Do you really know how to plant a tree so that it survives and thrives? Probably not! Many people make mistakes when planting a tree. In recent years, pros who study tree growth have learned new information and have changed the standard planting advice.
Here, based on the latest scientific knowledge, are the common mistakes to avoid…
Mistake: Digging the planting hole too deep. If it’s too deep, the tree’s roots could rot. Instead of measuring from where the trunk visibly meets the root-ball to the bottom of the root-ball, measure from the “first root flare” (the spot where the first lateral roots start) to the bottom of the root-ball. That’s how deep your planting hole should be.
Mistake: Not allowing for root expansion. Make your hole at least a foot wider than the root-ball on all sides. Tree roots grow outward, and you want them to—they will stabilize and anchor your tree over time.
Mistake: Holding your tree by the trunk. Yanking a trunk can break roots near the center of the root-ball or scuff tender bark (which invites disease and insects). Move your tree only by hefting the root-ball.
To get a tree from your vehicle to the planting site, use a wheelbarrow or put it on a tarp and drag the tarp over. Gently maneuver the tree into the hole before snipping off any twine or carefully tugging away burlap (leaving it on until then protects the root-ball from damage or drying out).
Mistake: Adding organic matter. Current thinking is to not add organic matter (such as compost, peat moss or dehydrated manure) to the hole when planting a tree. Research has shown that this causes the roots to stay right in the area and can stunt growth. Refill the hole with the soil you dug to make it.
Mistake: Hasty hole-filling. Shoveling the soil back in all at once, without taking time to water, is bad for the young tree. In the following days, vulnerable roots may dry out in air pockets and the tree may lean or fall over because it’s not securely settled.
Instead, just after you position the tree, fill the hole about halfway, firmly tamping the soil with your hands or the back of the shovel as you do so. Then fill the hole with water, and let it soak in. Continue adding soil to fill the hole completely. Water again, pressing in more soil.

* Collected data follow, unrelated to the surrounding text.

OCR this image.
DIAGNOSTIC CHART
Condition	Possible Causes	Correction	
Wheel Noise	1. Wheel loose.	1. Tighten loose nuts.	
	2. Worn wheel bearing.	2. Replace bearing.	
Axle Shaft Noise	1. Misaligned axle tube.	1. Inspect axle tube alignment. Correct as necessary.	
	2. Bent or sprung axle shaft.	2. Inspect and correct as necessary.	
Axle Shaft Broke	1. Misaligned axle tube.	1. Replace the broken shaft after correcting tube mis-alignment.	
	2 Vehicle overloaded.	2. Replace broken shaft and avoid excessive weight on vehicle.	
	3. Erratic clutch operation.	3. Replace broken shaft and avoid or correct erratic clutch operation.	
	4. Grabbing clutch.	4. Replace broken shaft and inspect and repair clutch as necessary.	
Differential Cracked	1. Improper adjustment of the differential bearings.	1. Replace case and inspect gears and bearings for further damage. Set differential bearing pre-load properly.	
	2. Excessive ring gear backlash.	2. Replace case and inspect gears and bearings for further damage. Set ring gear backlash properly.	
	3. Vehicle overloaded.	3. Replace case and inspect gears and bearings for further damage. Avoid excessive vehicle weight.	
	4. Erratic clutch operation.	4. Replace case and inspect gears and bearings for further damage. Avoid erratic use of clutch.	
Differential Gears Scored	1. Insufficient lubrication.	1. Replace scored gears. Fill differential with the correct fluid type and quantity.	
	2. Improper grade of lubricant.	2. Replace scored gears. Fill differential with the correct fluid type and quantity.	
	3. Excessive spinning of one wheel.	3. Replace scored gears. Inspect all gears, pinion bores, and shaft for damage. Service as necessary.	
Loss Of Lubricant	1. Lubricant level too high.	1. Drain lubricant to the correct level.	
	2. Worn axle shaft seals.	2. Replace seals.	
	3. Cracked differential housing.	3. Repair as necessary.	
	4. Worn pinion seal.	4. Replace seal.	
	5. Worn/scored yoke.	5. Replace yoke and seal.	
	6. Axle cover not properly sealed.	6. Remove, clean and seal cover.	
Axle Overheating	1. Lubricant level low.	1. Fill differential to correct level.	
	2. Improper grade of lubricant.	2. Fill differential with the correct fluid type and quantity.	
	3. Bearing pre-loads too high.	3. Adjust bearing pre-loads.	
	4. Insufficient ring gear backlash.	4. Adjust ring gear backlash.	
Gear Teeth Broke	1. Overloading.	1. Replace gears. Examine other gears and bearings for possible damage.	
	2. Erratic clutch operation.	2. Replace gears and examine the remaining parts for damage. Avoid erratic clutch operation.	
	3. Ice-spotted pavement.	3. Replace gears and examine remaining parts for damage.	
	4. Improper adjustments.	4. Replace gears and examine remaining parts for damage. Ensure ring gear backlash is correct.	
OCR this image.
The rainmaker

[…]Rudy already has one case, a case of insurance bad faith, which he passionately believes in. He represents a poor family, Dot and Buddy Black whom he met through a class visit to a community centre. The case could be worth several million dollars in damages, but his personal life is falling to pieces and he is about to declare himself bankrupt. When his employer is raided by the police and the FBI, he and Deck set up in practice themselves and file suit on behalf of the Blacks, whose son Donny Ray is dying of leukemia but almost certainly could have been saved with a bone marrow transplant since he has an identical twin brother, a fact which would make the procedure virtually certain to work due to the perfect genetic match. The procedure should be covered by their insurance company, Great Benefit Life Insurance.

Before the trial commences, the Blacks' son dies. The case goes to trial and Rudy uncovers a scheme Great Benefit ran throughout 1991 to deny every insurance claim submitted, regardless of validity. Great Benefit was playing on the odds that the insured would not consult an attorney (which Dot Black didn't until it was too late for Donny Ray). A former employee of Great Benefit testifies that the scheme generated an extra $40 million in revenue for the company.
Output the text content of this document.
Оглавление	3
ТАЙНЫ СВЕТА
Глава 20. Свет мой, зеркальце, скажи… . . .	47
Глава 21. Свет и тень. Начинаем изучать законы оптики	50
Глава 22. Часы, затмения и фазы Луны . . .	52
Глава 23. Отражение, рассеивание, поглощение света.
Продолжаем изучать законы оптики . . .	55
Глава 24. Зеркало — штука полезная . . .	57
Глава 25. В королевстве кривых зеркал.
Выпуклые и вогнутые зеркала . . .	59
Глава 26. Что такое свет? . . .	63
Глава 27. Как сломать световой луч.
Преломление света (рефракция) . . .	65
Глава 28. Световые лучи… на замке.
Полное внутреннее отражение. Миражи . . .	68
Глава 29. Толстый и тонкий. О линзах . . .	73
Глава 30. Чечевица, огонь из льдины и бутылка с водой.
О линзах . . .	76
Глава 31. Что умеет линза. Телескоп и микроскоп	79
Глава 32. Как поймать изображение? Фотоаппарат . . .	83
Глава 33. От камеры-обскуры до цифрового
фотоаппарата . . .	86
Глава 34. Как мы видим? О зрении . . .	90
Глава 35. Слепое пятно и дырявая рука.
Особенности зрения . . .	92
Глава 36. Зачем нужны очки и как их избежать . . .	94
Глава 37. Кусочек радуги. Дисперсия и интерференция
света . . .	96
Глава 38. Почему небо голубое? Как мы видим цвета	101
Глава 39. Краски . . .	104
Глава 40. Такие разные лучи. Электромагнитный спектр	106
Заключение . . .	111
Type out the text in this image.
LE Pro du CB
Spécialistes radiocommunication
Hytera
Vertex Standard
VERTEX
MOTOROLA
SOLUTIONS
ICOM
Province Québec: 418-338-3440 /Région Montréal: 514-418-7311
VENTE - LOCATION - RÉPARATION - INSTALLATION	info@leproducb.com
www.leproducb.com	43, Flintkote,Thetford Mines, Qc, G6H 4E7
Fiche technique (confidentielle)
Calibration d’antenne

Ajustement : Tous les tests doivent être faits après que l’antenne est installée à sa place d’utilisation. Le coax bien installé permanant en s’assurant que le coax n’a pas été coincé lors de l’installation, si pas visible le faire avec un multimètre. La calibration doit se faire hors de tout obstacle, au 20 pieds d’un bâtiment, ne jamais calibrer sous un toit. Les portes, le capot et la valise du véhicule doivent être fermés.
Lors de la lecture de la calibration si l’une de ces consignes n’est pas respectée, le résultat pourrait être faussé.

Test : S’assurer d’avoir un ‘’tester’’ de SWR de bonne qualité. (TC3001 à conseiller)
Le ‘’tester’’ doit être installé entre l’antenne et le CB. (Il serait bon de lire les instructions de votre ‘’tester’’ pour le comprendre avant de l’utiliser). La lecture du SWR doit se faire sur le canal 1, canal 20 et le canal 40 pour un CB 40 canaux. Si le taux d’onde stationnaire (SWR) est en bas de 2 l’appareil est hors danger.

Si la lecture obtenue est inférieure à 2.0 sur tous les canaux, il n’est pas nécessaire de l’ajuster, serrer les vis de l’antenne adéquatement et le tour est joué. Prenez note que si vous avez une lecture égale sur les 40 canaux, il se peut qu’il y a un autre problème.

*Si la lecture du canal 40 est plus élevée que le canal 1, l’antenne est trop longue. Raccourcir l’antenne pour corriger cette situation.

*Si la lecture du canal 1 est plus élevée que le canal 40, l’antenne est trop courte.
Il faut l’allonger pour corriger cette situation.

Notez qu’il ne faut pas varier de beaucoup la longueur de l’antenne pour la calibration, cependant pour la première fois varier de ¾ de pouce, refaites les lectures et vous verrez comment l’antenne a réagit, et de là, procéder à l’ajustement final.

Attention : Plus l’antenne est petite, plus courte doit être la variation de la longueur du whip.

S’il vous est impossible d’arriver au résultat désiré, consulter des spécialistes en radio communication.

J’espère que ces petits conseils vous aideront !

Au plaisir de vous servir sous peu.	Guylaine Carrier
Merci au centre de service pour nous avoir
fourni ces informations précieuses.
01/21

Mistake: Allowing water to run off. Water delivered directly to the root system is critical to getting a young tree off to a good start. After the tree is planted and watered for the first time, as described above, use your hands to construct a basin—that is, a several-inch-high dirt berm in a circle around the planting hole’s outer edge. Fill with water, and watch it soak in right where it is needed. Do this daily, unless it rains, for the first several weeks of its new life.
Mistake: Skipping mulch. Mulch holds in soil moisture, moderates soil-temperature fluctuations and keeps out competing weeds. So on planting day, lay down bark mulch that is three-to- five-inches high over the previously described basin—but an inch or two away from the trunk to avoid bark decay.
Mistake: Staking unnecessarily. Unless your tree is in a very windy spot or especially top-heavy, anchoring it with stakes and lines—which many people automatically do when planting trees—actually can do more harm than good. The ties holding the lines to the trunk can abrade bark, inviting disease…and the tree may not grow as strong because it will depend instead on the support of the lines.